Signatures: "Career Counseling" Edition

Adam of Club Silencio here with another look at my favorite actresses and their distinguishing claims to fame.

Fans of my "Signatures" series (crickets) should know I've made quite the non-career of summing up my favorite actresses in broad, minimizing strokes here at Film Experience. Well it didn't start here, folks! Pre-"Signatures" I made a couple posts that all but summed up the "Signature" splendors of stars Jodie Foster and Jennifer Connelly. It struck me that these were relevant now to the series since Jodie's consistently found whispering in quiet, enclosed areas, while Jennifer's usually found on the edge of a pier. You have to love career consistency.


So follow these main links for some early "Signatures" from these stunning but somber starlets. Think something like A&E's Biography meets... A&E's Intervention? All that history with a hefty dose of concern.

Signatures: Jodie Foster

The star of Inside Man is an indoor woman. Normally I'd call Jodie a brave one... if she wasn't agoraphobic or locked in her panic room. Jodie has a history of being holed up in confined spaces -- be it prison cells, basements, airplanes, tunnels, and spacecrafts specially designed to contact her own subconscious. Lately much of this is due to her being repeatedly (and sparsely) drawn to tight-knit thrillers that play on claustrophobic conflict. On-screen Jodie's presence is a breath of fresh air, but she's also desperately in need of one.



Even when they're on uppers, Jennifer Connelly's characters can be total downers.
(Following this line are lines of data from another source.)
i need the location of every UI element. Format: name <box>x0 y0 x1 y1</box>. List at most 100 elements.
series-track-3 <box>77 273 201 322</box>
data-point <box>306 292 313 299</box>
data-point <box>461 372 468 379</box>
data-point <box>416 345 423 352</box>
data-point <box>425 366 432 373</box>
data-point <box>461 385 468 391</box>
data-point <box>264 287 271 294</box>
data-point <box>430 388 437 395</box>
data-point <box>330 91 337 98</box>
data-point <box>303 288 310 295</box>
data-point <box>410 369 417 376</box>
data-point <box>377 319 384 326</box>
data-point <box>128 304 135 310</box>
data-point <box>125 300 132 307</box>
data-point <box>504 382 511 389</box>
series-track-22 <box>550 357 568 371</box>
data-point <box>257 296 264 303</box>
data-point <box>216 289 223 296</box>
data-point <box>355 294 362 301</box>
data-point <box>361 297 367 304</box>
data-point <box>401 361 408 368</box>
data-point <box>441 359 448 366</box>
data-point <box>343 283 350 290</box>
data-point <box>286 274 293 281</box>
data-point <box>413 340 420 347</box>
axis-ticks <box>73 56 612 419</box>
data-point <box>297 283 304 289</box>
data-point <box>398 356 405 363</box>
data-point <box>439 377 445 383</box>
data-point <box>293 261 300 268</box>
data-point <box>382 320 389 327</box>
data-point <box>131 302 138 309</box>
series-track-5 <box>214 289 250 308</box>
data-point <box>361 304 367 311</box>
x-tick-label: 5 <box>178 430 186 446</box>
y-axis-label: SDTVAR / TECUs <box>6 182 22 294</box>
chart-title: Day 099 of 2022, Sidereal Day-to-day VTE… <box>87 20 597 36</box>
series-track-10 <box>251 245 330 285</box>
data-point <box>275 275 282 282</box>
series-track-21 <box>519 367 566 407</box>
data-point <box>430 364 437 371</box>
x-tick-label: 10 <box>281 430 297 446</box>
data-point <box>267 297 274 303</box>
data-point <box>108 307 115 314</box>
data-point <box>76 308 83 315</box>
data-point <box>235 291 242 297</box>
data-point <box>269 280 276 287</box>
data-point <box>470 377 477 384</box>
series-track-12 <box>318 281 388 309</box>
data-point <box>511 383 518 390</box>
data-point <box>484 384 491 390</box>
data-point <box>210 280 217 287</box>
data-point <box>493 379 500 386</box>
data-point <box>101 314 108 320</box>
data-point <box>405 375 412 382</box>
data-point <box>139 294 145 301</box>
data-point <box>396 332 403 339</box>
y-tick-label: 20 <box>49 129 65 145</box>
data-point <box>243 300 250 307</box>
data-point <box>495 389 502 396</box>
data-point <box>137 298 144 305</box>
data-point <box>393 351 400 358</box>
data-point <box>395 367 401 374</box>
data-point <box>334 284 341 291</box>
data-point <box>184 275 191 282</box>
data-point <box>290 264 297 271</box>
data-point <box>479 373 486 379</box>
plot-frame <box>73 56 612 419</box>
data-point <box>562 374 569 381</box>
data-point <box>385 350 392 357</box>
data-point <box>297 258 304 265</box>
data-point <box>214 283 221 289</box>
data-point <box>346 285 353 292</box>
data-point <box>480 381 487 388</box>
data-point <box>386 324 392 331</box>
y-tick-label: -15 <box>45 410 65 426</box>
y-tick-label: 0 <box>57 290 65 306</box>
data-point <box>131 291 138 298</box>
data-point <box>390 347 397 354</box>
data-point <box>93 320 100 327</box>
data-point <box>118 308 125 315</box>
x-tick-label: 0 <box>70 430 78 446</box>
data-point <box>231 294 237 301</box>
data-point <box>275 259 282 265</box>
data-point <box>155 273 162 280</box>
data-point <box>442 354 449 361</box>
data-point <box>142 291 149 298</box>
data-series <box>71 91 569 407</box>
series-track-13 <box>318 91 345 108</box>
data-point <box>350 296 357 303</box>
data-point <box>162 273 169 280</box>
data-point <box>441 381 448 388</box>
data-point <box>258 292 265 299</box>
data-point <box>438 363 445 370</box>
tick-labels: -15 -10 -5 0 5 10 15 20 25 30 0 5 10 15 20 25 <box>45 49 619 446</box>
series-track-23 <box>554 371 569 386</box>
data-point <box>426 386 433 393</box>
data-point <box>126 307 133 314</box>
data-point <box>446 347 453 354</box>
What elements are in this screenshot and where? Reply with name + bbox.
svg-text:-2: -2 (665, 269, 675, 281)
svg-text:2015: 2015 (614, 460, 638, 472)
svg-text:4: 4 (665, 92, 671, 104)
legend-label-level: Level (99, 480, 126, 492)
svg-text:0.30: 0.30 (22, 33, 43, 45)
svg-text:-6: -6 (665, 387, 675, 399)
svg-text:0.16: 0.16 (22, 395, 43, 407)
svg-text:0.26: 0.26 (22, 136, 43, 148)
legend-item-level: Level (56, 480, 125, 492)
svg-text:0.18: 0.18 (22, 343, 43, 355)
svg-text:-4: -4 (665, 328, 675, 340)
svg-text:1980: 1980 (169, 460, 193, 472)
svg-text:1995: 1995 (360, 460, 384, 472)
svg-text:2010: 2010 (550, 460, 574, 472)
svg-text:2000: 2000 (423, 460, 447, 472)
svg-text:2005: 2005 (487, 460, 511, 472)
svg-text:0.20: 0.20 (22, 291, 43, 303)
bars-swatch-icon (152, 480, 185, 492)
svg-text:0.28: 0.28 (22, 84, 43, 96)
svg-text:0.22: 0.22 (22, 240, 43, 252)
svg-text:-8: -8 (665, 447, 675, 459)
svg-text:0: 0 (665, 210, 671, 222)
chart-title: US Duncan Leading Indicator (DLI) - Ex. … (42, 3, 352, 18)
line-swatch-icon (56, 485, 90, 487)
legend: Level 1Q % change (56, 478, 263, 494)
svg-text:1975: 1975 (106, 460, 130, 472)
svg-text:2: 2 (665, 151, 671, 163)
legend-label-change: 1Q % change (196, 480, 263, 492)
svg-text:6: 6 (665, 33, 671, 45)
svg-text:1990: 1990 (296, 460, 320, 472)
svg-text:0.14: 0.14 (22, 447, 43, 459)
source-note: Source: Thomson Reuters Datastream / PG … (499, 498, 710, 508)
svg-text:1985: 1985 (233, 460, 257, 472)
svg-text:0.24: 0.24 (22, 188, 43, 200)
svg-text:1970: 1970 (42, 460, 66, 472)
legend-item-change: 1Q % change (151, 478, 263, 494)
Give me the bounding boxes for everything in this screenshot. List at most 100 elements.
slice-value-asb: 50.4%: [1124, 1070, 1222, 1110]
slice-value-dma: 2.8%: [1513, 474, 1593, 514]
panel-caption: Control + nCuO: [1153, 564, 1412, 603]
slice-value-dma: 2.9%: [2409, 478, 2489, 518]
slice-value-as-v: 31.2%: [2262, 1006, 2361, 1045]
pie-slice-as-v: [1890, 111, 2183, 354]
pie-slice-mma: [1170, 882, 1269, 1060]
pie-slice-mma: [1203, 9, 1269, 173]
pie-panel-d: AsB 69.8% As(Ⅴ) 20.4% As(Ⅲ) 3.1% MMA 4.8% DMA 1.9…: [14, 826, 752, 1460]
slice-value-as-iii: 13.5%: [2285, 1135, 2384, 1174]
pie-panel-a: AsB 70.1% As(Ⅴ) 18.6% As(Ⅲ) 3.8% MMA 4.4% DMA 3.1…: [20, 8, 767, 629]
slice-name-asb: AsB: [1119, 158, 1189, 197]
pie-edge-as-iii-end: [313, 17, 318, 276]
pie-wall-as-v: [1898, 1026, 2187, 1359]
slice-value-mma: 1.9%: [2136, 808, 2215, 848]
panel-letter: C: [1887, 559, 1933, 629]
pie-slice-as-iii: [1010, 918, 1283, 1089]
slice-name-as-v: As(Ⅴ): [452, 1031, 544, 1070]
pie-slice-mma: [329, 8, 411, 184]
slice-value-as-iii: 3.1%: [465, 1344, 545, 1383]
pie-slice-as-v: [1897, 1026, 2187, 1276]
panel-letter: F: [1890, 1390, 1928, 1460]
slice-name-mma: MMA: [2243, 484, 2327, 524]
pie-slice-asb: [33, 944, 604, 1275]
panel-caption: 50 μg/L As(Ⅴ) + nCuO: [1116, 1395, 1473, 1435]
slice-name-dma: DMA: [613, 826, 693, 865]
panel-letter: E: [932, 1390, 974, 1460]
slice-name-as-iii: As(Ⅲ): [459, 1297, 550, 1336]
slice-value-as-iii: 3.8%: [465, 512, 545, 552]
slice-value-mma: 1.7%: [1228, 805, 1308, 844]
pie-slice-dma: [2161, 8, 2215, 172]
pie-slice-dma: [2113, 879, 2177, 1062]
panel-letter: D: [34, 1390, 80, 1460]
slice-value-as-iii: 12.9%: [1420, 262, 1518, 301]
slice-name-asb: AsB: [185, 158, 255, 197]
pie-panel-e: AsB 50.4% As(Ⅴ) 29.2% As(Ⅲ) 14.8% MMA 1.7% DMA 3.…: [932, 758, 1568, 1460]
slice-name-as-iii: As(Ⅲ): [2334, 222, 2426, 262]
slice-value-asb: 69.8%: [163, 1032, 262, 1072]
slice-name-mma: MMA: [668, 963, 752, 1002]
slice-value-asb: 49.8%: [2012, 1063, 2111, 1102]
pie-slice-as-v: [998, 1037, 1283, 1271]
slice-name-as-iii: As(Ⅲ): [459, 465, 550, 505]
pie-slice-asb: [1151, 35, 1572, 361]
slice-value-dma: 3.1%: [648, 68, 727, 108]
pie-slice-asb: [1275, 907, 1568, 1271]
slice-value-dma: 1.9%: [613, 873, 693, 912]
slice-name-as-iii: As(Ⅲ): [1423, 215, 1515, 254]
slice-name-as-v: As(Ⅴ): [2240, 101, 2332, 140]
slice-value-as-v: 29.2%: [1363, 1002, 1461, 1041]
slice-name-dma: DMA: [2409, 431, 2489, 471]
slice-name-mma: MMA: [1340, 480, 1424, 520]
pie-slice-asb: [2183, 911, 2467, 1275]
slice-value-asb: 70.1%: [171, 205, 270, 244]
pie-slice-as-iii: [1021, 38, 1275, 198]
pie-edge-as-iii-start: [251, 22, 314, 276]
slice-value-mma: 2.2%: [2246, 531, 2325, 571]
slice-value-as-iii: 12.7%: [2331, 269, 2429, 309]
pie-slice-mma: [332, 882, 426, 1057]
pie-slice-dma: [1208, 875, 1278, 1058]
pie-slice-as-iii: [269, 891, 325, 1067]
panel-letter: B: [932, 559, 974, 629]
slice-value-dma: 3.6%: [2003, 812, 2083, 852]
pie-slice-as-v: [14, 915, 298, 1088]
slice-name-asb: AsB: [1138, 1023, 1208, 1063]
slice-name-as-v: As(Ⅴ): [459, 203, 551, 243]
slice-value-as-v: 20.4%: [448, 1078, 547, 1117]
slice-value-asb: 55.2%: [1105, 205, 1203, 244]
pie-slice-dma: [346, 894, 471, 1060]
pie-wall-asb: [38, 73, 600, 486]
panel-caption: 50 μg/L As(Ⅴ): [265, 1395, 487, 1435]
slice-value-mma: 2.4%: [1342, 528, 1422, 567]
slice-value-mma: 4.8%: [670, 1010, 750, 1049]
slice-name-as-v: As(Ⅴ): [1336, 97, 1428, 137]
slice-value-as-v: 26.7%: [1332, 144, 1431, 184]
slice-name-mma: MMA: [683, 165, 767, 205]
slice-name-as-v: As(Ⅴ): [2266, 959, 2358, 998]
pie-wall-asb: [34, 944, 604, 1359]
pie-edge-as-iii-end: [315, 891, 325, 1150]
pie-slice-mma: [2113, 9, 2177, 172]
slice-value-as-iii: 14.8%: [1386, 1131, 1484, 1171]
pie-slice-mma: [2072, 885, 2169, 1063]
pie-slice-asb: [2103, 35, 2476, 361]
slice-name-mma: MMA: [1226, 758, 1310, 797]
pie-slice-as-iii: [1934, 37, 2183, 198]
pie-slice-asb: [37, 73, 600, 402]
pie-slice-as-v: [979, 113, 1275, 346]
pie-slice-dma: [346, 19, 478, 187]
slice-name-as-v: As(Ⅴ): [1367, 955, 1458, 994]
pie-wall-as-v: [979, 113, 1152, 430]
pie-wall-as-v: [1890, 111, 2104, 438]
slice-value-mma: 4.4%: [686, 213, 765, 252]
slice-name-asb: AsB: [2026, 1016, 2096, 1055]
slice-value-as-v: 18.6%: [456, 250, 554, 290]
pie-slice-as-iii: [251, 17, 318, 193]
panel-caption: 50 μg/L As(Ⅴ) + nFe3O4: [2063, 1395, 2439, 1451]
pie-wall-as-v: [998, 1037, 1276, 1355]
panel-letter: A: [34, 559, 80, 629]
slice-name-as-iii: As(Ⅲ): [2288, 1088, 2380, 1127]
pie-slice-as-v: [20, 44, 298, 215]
Who can blame them with all that career drama? She started her talented but tragic filmography with her only friend a fruit fly, then onto college overrun by white supremacists, ass-to-ass with a heroin habit, several children nearly drowned, a messy marriage to a schizo mathematician... Then to find out he's just not that into you! Poor, poor, pier-bound Jennifer.


Let's have an intervention for Jodie and Jennifer in the comments. Remember, it's all said with love.